IBM’s A Boy And His Atom Is Literally The Smallest Film Ever

By Nick Venable | Published

This article is more than 2 years old

If someone asked you to make the smallest film ever to exist, how would you go about it? Would you use a GoPro camera with part of its lens blocked, filming ants carrying grains of salt over a half-dollar? Or would you film something as normal and then release it on a ridiculously small disc?

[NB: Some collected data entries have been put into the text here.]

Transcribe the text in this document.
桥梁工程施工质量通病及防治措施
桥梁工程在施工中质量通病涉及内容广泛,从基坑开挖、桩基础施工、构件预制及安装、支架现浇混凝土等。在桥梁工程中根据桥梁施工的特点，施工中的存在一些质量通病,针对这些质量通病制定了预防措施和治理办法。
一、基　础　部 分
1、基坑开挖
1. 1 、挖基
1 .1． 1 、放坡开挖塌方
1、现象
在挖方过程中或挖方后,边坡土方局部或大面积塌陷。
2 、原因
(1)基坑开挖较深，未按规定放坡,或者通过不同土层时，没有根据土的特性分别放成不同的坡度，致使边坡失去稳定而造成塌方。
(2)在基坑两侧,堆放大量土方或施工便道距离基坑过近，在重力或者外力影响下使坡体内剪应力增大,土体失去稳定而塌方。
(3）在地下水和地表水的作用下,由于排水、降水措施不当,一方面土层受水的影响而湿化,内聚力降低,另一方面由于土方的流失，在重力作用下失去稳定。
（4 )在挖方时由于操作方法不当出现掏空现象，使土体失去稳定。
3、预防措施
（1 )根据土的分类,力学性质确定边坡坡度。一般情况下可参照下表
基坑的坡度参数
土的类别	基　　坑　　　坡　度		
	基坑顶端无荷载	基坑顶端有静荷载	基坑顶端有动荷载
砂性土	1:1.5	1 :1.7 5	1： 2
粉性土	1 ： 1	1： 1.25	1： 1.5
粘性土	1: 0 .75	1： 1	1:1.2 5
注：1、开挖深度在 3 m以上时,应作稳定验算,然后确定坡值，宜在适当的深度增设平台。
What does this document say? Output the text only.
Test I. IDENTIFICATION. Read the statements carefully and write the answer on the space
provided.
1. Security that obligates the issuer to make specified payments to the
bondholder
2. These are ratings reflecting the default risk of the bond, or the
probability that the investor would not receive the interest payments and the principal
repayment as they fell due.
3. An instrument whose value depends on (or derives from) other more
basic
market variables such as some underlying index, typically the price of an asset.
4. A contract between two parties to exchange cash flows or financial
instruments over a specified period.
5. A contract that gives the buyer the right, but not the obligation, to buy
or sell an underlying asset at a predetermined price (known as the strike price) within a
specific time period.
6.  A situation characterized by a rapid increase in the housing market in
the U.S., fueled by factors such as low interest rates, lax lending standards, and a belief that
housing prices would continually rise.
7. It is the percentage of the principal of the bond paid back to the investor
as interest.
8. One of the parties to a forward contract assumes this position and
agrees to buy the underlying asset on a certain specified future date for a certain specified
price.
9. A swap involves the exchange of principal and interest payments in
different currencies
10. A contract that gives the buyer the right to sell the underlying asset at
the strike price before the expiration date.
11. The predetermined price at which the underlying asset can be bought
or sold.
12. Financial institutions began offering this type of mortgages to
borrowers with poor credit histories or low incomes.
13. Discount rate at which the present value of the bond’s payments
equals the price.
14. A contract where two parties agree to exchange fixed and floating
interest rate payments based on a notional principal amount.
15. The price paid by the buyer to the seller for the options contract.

Well, if you’re at IBM, you make a short film by blindly shifting individual atoms around, like bulbs on a Lite Brite, for the most scientifically sound stop-motion production ever. And because the plot is slightly less complicated than the title of a Curious George book, we’ll just stick to the background for this.

Andreas Heinrich, the dedicated principal investigator for this IBM Research project, and his team created A Boy and His Atom by moving carbon monoxide molecules around on top of a copper surface. The researchers had to use a needle with an atom-sized tip to move the atoms around, using the tiny magnetic charge to drag each one into a specific “groove” in the copper surface that it fit into; Heinrich himself compares it to a record player needle. Without being able to see what was happening, they had to listen for scratching sounds that indicated the atom was in the next spot on the minuscule grid. And then an image was taken — 242 of them to be exact. They used a scanning tunneling electron microscope to magnify the atoms to 100 million times their normal size, and cinematic history occurred. Not that James Cameron or J.J. Abrams will be using this technology anytime soon. Take a look at the short “making of” video below for more detailed explanations.

It’s worth noting that the project’s inception was born of developments in data storage. IBM is apparently able to store data onto something as small as 12 atoms, and should this kind of storage become commercially available, Heinrich says it means you could conceivably fit every movie ever created onto a device the size of a cell phone. This is even more exciting than encoding the “I Have a Dream” speech onto DNA strands.

As a short film, it’s the complete opposite of one of the last short films we’ve shown on this site, but it stands for so much more. I hereby declare this the most amazing video we’ve ever hosted.